Das ist der Teil, der am längsten dauert und sehr mühsam ist. Eigentlich dachte ich, ich könnte die Fugenmasse mit einem Tortenspritzbeutel einfach hinein spritzen. Mit normaler Fugenmasse wäre das vielleicht auch möglich gewesen. Allerdings wird eine echte Ziegelmauer nicht mit Fugenmasse gebaut, sondern mit Mörtel. Also haben wir für die Fugen auch echten “Trass Naturstein Verlegemörtel” verwendet. Dieser ist aber zu grob, um ihn durch die Tülle zu drücken. Also habe ich den Mörtel auf eine Traufel gehäuft und mit einem 5mm Fugeneisen in die Fugen hineingedrückt. Dann muss die Masse mit den Fingern im Spalt modeliert werden, damit das Ganze sauber aussieht. Drückt man den Mörtel einfach nur hinein, sieht das ziemlich bröselig aus und ich wollte aber, dass jeder Stein von Mörtel umschlossen ist. Um das Ganze möglichst authentisch hinzubekommen, habe ich die Fugen unterschiedlich gefüllt. Mal sind die Fugen bündig mit dem Ziegel, mal stehen die Ziegel deutlich vor. An manchen Stellen habe ich den Mörtel auch leicht über die Steine geschmiert.
Das Problem bei der ganzen Sache ist, dass die feuchte Masse die Fingerkuppen aufweicht und die alkalischen Bestandteile darin die aufgequollene Haut angreifen. Deshalb musste ich nach ein paar Stunden immer wieder aufhören, damit die wunden Fingerspitzen sich ein bisschen erholen können. Mit Handschuhen hat man zu wenig Gefühl für das Material. Das ist ein bisschen wie Töpfern und das macht man ja auch nicht mit Handschuhen.

Lohnt sich der Aufwand?

JA! Ich war schon von den einzelnen Steinen begeistert, als sie noch lose vor mir lagen und jetzt, wo die beiden Wände fertig sind, bin ich so froh, dass wir es nun endlich gewagt haben, diese Idee umzusetzen!
Natürlich macht es die Küche ein bisschen dunkler und rustikaler, aber im kommenden Artikel mit den vorher/naher Bildern werdet ihr sehen, dass genau das den neuen Look der Küche ausmacht.
Jeder Ziegel hat eine andere Farbe, ein anderes Muster und andere Abnutzungen, die ich nach dem Verfugen nun alle ziemlich genau kenne.

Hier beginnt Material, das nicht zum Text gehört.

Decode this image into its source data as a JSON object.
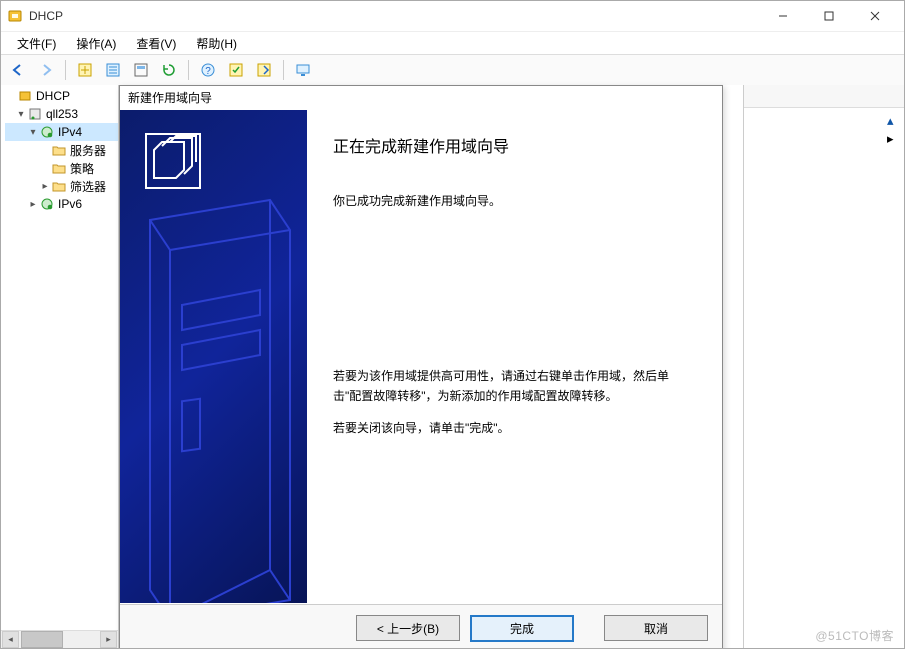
{
  "window": {
    "title": "DHCP"
  },
  "menu": {
    "file": "文件(F)",
    "action": "操作(A)",
    "view": "查看(V)",
    "help": "帮助(H)"
  },
  "tree": {
    "root": "DHCP",
    "server": "qll253",
    "ipv4": "IPv4",
    "ipv4_children": {
      "server_opts": "服务器",
      "policies": "策略",
      "filters": "筛选器"
    },
    "ipv6": "IPv6"
  },
  "wizard": {
    "title": "新建作用域向导",
    "heading": "正在完成新建作用域向导",
    "line1": "你已成功完成新建作用域向导。",
    "line2": "若要为该作用域提供高可用性，请通过右键单击作用域，然后单击\"配置故障转移\"，为新添加的作用域配置故障转移。",
    "line3": "若要关闭该向导，请单击\"完成\"。",
    "buttons": {
      "back": "< 上一步(B)",
      "finish": "完成",
      "cancel": "取消"
    }
  },
  "watermark": "@51CTO博客"
}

Und im Gesamten strahlt diese Mischung aus rot, gelb und rosa eine wunderbar gemütliche Wärme aus.
Man muss sich natürlich schon absolut sicher sein, dass man eine Backsteinwand haben will. Denn zum Einen ist es sehr viel Aufwand, zum anderen ist es nahezu unwiderruflich.
Was den Staub angeht, mache ich mir übrigens keine Sorgen. Die Wand wird einfach ab und zu mit dem Fön abgepustet – fertig. Das bisschen mehr Aufwand beim Putzen nehme ich für diese tollen Wände gern in Kauf!

6 Kommentare

  1. Super schön gemacht. Zu Hause könnte ich eine echt Ziegelwand freilegen aber ich glaube das ist ähnlich viel Arbeit.

  2. majaruppel

    Wunderschön! Habt ihr das auch in der Küche? Wir haben im Fotostudio eine ähnliche Wand. Ich habe damals noch mit verdünnter Kalkfarbe einige Passagen weiß getüncht sieht toll aus.
    Liebe Grüße
    Maja

  3. Hallo Pepper, ich lese schon eine ganze Zeit immer deine inspirierenden Artikel durch. Jetzt hab ich deine Beschreibung zum Verfugen gelesen und vll habe ich einen kleinen Tipp für dich. Mein Papa hat in den 80gern bei uns Zuhause so eine Backsteinwand angebracht, und um den Mörtel in die Fugen zu drücken natürlich auch das Fugeneisen verwendet. Um allerdings die Fugen auszumodelieren hat er sich eines kurzen Stückes Gartenschlauch beholfen. Natürlich hat er gleichmäßige Fügen produziert aber evtl kannst du das für dein gewünschtes Ergebnis auch nutzen.

    VG Nicole

  4. wow, jetzt wo ich den Artikel gelesen habe, hab ich noch mehr Respekt vor dieser Arbeit!! Echt krass und so so schön 🙂

Yea, ein Kommentar! Ich freu mich!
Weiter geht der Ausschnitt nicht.